Trotsky was unable to add much over the next year. The world was sucked into another global war and as hostilities began, a huge faction fight took place in the Trotskyist organisation in the United States, the SWP. On top of that, the Stalinists in Mexico stepped up their attacks on Trotsky’s asylum and prepared the ground for the GPU assassins to do their work.
For example PCM leader Laborde accused Trotsky of involvement in a rail crash in its paper La Voz de Mexico in April 1939. Lombardo’s press, including Futuro magazine and the daily paper El Popular slandered him during the early months on 1940. Trotsky again proposed a public commission of investigation of the charges.
On 24 May 1940 a serious attempt was made to murder Trotsky, with the Stalinist painter David Siqueiros leading an armed assault on his house at night.
Accused of slandering the Stalinists, Trotsky offered to take the matter to court. He identified the role of the GPU, which had begun making plans to kill him from April 1939. These plans were stepped up by Vittorio Cordovilla, a Stalinist agent who arrived in Mexico in late 1939 and organised a purge of the party (including its leaders Laborde and Campa) for not prosecuting the anti-Trotsky campaign hard enough. Within months of this intervention, Trotsky’s life was ended by a Stalinist ice axe to the head.
On Trotsky’s desk at the time of his death was an unfinished manuscript from April 1940 on the trade unions, with a valuable assessment of the relationship between the state and the working class in Mexico and similar countries. Entitled Trade Unions in the Epoch of Imperialist Decay, it once more characterised the Cárdenas regime as Bonapartist.
Trotsky also distinguished between different forms of Bonapartism, with some leaning “in a democratic direction, seeking support among workers and peasants”, while others “install a form close to military-police dictatorship”.
He criticised the nationalisation of the railways and oil fields as aimed simultaneously at foreign capital and the workers – and registered that these industries were run by the union bureaucracy for the bourgeois state.
Trotsky also repeated his assessment that the Mexican trade unions had been transformed into semi-state institutions – but maintained that Marxists still had the possibility of working inside them. But he emphasised the need for workers’ organisations to assert their own independent politics, from the state and the labour bureaucracy, and to fight for trade union democracy.

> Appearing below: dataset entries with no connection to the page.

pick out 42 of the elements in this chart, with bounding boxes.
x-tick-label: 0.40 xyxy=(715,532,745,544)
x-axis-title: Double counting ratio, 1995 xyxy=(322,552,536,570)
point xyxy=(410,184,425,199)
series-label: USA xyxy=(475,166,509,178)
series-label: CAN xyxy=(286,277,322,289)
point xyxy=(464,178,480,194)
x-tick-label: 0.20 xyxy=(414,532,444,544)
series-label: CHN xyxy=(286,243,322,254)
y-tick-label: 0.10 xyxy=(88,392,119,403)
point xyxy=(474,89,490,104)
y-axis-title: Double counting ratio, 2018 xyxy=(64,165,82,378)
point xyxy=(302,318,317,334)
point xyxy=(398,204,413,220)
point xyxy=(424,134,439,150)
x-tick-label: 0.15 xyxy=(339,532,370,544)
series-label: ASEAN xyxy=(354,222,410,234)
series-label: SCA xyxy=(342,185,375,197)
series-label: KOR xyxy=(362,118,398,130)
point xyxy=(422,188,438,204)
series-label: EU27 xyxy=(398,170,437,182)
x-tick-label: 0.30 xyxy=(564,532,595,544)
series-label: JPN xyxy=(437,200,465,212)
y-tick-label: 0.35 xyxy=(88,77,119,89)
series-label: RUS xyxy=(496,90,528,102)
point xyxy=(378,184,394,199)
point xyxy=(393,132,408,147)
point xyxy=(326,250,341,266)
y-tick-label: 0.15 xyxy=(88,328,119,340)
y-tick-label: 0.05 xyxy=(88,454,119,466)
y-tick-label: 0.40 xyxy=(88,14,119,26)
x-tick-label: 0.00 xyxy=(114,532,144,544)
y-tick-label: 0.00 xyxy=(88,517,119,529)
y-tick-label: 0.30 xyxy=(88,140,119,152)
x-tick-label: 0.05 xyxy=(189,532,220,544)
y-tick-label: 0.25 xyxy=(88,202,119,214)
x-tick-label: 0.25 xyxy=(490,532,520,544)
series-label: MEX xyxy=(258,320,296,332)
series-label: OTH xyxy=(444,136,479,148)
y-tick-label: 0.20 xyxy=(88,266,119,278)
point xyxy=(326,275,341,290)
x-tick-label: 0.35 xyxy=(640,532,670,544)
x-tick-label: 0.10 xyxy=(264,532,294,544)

One thing is clear from comparing Mexico in the late 1930s with the situation today (especially in Venezuela), and that is that Mexico’s history anticipated present political issues of strategy and tactics in almost every case — the nationalisations, workers’ participation, coup attempts, union splits, the press, the creation of a ruling party etc, — as part of the creation of a Bonapartist regime. And in almost every case, Trotsky set out a clear position for how Marxists would navigate in these circumstances.
Of course, we cannot read off mechanically from the past what to say and do in the present. For one thing, Venezuela and Mexico today are much more industrially developed than in Trotsky’s time, and the form of domination by the US is different today than it was in the 1930s. And the Venezuelan UNT trade union federation is not today incorporated in the state but is an independent movement with some militant and longstanding rank and file forces.
But our tradition is an anchor – it demands a critical stance. Other Marxists, including Trotskyists in Mexico and elsewhere in Latin America, have used Trotsky’s comments to develop their analysis of the Mexican regime in terms of Bonapartism – and applied to to other cases, such as Peron in Argentina and Velasco in Peru. Events in Venezuela under Chávez should be assessed on their own terms. However much can be learned from the attitude other Marxists took to comparable developments.